Machine learning requires experimenting with a wide range of datasets, data preparation steps, and algorithms to build a model that maximizes some target metric. Once you have built a model, you also need to deploy it to a production system, monitor its performance, and continuously retrain it on new data and compare with alternative models.

Being productive with machine learning can therefore be challenging for several reasons:

- **It’s difficult to keep track of experiments.** When you are just working with files on your laptop, or with an interactive notebook, how do you tell which data, code and parameters went into getting a particular result?
- **It’s difficult to reproduce code.** Even if you have meticulously tracked the code versions and parameters, you need to capture the whole environment (for example, library dependencies) to get the same result again. This is especially challenging if you want another data scientist to use your code, or if you want to run the same code at scale on another platform (for example, in the cloud).
- **There’s no standard way to package and deploy models.** Every data science team comes up with its own approach for each ML library that it uses, and the link between a model and the code and parameters that produced it is often lost.

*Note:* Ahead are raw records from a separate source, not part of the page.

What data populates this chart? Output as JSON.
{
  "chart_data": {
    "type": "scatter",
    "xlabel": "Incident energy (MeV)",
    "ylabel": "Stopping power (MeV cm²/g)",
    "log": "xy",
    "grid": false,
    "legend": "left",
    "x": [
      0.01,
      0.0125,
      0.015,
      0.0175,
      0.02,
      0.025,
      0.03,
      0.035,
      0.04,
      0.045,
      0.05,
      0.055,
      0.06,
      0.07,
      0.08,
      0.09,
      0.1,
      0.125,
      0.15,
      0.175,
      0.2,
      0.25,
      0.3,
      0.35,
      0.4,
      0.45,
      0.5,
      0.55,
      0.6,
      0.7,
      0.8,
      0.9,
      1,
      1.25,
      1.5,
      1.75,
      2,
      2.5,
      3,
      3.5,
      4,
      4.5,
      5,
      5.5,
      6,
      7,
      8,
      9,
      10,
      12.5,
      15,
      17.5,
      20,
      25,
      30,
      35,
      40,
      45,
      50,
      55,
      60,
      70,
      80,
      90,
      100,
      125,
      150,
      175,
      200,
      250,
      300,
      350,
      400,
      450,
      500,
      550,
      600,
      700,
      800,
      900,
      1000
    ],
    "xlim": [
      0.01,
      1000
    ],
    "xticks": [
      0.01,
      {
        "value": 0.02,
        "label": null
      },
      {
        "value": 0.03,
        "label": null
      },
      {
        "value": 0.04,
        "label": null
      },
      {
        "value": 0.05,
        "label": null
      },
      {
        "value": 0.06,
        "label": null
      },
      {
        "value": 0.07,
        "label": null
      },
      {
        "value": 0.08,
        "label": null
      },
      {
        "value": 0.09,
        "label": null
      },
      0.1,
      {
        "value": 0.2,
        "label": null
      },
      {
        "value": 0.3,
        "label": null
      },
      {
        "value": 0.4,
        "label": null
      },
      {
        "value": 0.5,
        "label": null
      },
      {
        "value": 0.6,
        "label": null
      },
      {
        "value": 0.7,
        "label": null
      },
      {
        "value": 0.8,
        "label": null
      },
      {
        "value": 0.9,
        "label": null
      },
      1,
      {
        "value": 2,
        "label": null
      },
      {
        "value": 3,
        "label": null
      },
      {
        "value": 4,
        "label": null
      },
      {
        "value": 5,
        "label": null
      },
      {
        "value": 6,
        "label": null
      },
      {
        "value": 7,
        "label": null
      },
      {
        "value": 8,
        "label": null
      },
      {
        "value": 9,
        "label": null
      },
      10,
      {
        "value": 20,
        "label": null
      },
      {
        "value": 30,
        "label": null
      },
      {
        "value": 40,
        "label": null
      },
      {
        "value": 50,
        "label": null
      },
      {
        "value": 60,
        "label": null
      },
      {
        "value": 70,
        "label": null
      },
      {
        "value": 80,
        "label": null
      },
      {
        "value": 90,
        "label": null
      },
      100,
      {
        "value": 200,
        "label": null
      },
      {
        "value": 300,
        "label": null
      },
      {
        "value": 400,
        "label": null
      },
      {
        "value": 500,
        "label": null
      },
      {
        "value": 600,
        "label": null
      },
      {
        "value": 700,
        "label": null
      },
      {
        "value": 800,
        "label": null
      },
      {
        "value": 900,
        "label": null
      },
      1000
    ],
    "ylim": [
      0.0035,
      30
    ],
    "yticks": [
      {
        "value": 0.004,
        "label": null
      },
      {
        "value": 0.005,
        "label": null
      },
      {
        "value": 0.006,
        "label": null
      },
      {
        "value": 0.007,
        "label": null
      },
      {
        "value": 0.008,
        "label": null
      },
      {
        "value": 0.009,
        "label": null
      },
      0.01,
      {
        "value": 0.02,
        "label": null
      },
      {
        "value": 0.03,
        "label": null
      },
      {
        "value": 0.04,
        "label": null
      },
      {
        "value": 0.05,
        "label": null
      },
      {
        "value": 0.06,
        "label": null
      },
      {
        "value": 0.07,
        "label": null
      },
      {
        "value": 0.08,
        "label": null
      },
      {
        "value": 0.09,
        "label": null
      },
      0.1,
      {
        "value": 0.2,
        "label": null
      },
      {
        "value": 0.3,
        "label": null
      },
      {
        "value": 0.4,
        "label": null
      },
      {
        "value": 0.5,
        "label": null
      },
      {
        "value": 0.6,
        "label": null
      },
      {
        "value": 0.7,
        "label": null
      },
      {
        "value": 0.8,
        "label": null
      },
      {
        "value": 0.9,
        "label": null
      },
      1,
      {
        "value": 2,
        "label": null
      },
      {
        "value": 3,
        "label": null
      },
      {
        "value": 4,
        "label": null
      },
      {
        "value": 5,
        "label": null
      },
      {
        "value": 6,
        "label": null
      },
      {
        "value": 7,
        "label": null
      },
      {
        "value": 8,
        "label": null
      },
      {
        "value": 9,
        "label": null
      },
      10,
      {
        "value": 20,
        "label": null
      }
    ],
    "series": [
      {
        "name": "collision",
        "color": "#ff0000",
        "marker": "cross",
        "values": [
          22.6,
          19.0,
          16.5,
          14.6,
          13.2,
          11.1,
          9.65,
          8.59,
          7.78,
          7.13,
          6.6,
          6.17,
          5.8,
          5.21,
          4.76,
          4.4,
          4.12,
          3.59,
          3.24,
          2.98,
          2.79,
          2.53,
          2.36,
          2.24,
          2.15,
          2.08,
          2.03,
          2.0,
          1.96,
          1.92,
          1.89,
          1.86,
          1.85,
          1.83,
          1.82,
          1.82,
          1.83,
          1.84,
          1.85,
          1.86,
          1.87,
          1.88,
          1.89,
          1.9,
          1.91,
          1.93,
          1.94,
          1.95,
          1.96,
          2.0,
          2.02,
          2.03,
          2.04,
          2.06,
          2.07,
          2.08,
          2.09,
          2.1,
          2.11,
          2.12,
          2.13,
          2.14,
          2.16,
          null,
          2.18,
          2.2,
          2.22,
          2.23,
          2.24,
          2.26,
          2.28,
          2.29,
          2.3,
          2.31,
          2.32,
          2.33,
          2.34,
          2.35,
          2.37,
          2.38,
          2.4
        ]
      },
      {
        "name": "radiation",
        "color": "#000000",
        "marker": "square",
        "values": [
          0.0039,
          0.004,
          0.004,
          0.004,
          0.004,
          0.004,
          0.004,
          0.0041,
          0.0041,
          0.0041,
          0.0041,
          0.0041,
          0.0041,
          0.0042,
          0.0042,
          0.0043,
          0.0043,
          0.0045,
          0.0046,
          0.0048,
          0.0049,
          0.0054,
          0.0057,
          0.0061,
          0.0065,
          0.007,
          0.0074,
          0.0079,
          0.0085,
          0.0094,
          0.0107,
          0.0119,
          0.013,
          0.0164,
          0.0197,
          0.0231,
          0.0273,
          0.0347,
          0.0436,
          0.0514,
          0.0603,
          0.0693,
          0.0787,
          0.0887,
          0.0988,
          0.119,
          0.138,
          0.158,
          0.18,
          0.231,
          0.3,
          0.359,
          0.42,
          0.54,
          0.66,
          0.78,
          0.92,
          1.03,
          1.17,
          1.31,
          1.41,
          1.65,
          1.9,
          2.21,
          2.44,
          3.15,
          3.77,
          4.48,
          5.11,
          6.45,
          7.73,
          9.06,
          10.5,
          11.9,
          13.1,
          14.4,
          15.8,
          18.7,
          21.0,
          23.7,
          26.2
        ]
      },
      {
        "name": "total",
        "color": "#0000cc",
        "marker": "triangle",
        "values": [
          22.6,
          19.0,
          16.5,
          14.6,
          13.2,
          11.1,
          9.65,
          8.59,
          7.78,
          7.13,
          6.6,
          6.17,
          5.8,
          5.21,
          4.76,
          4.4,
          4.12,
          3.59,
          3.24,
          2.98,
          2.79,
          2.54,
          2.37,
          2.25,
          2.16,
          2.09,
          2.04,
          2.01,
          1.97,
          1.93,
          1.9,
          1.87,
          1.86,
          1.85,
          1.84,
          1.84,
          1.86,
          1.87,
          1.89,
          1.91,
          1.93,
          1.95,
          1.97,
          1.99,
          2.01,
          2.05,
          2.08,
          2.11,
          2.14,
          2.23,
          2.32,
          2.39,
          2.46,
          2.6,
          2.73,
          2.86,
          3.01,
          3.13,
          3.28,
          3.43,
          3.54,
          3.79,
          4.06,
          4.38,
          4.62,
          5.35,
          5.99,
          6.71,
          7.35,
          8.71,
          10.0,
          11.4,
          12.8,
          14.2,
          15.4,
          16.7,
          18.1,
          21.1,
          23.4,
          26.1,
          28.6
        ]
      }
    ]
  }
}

Moreover, although individual ML libraries provide solutions to some of these problems (for example, model serving), to get the best result you usually want to try multiple ML libraries. MLflow lets you train, reuse, and deploy models with any library and package them into reproducible steps that other data scientists can use as a “black box,” without even having to know which library you are using.